I'm a sucker for feel-good stories, particularly when they happen to older folks who might be struggling with physical ailments, poverty, and the like. When one of them strikes it lucky and becomes a success, it's always a heart-warming thing for me - like the lady in this report from the Daily Mail.
When Christine Munroe revived her grandmother’s jam-making recipes, she simply hoped the results would prove popular with family and friends.
They turned out to be much more than that.
The recipes have been such a runaway success they have turned the 72-year-old into an accidental entrepreneur inundated with requests for her creations – including chilli jam and orange and malt whisky marmalade.

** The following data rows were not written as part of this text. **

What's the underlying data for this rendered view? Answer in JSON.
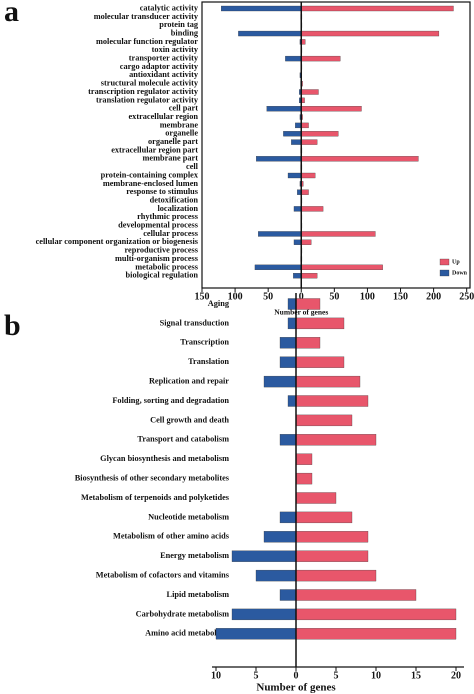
{
  "chart_data": [
    {
      "type": "bar",
      "orientation": "horizontal",
      "panel": "a",
      "xlabel": "Number of genes",
      "categories": [
        "catalytic activity",
        "molecular transducer activity",
        "protein tag",
        "binding",
        "molecular function regulator",
        "toxin activity",
        "transporter activity",
        "cargo adaptor activity",
        "antioxidant activity",
        "structural molecule activity",
        "transcription regulator activity",
        "translation regulator activity",
        "cell part",
        "extracellular region",
        "membrane",
        "organelle",
        "organelle part",
        "extracellular region part",
        "membrane part",
        "cell",
        "protein-containing complex",
        "membrane-enclosed lumen",
        "response to stimulus",
        "detoxification",
        "localization",
        "rhythmic process",
        "developmental process",
        "cellular process",
        "cellular component organization or biogenesis",
        "reproductive process",
        "multi-organism process",
        "metabolic process",
        "biological regulation"
      ],
      "series": [
        {
          "name": "Up",
          "color": "#e8566b",
          "values": [
            230,
            1,
            1,
            208,
            6,
            1,
            59,
            1,
            0,
            2,
            26,
            5,
            91,
            2,
            11,
            56,
            24,
            1,
            177,
            1,
            21,
            3,
            11,
            1,
            33,
            1,
            1,
            112,
            15,
            1,
            1,
            123,
            24
          ]
        },
        {
          "name": "Down",
          "color": "#2b5aa0",
          "values": [
            -121,
            -1,
            0,
            -95,
            -2,
            0,
            -24,
            0,
            -2,
            -1,
            -3,
            -3,
            -52,
            -2,
            -9,
            -27,
            -15,
            -1,
            -68,
            -1,
            -20,
            -2,
            -6,
            0,
            -11,
            0,
            0,
            -65,
            -11,
            0,
            -1,
            -70,
            -12
          ]
        }
      ],
      "xlim": [
        -150,
        255
      ],
      "xticks": [
        {
          "value": -150,
          "label": "150"
        },
        {
          "value": -100,
          "label": "100"
        },
        {
          "value": -50,
          "label": "50"
        },
        0,
        50,
        100,
        150,
        200,
        250
      ],
      "legend": "lower right",
      "frame": true
    },
    {
      "type": "bar",
      "orientation": "horizontal",
      "panel": "b",
      "xlabel": "Number of genes",
      "categories": [
        "Aging",
        "Signal transduction",
        "Transcription",
        "Translation",
        "Replication and repair",
        "Folding, sorting and degradation",
        "Cell growth and death",
        "Transport and catabolism",
        "Glycan biosynthesis and metabolism",
        "Biosynthesis of other secondary metabolites",
        "Metabolism of terpenoids and polyketides",
        "Nucleotide metabolism",
        "Metabolism of other amino acids",
        "Energy metabolism",
        "Metabolism of cofactors and vitamins",
        "Lipid metabolism",
        "Carbohydrate metabolism",
        "Amino acid metabolism"
      ],
      "series": [
        {
          "name": "Up",
          "color": "#e8566b",
          "values": [
            3,
            6,
            3,
            6,
            8,
            9,
            7,
            10,
            2,
            2,
            5,
            7,
            9,
            9,
            10,
            15,
            20,
            20
          ]
        },
        {
          "name": "Down",
          "color": "#2b5aa0",
          "values": [
            -1,
            -1,
            -2,
            -2,
            -4,
            -1,
            0,
            -2,
            0,
            0,
            0,
            -2,
            -4,
            -8,
            -5,
            -2,
            -8,
            -10
          ]
        }
      ],
      "xlim": [
        -10.5,
        21
      ],
      "xticks": [
        {
          "value": -10,
          "label": "10"
        },
        {
          "value": -5,
          "label": "5"
        },
        0,
        5,
        10,
        15,
        20
      ],
      "frame": false
    }
  ]
}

Based on 100-year-old recipes handed down from her mother and grandmother, her range of jams, marmalades, pickles, relishes and mustards have won a string of awards from the Guild of Fine Food and are being sold by the National Trust.
They are so popular that Mrs Munroe, a retired personal assistant, now spends 15 hours a day making 200 jars of condiments for her business.
Last night she said she owed her success to her mother, Dorothy, and grandmother, Ellen, who taught her how to make jam as a young girl.
‘I’m absolutely delighted these jams are a big hit, but I’m only using the old recipes my mother and grandmother used all those years ago,’ she said.
‘My mother learnt how to make the jam from her mother and it’s likely she learnt it from her mother before that.
Mrs Munroe began making jam again as a hobby following her retirement 12 years ago.
But it wasn’t until last year, when she was asked to make a batch of orange marmalade for a local farmer’s market, that her jam came to the attention of food lovers nationwide.
The 17 jars sold so fast, and she was inundated with so many requests for more, that she decided to set up Christine’s Cheshire Preserves, in February 2009.
. . .
Now her son, Hugh, 40, has given up his job as a maths teacher to help his mother run the business.
‘You don’t really have a day off. At the weekend it’s the farmer’s markets and during the week it’s the jam - making it and delivering it, but it’s good fun,’ Mrs Munroe added.
‘I would just be bored stiff putting my feet up. I love it and just enjoy meeting different people.'
There's more at the link.
It's nice when good things happen to good people, isn't it? I see from her Web site that mail order is available, although I don't know whether the company will ship to the USA. If they do, I must get a jar of her orange marmalade with malt whisky. I've had one jar like that in my lifetime, and it was gooooood. I want another!
Peter
That's FABULOUS!!! Love this post, Peter. :)
ReplyDeleteHere's to late bloomers, too!
Not to worry; I'm sure the National Trust will decide that this is too important for her to do by herself and will declare her receipes a National Heiritage. Then they will take over the whole business.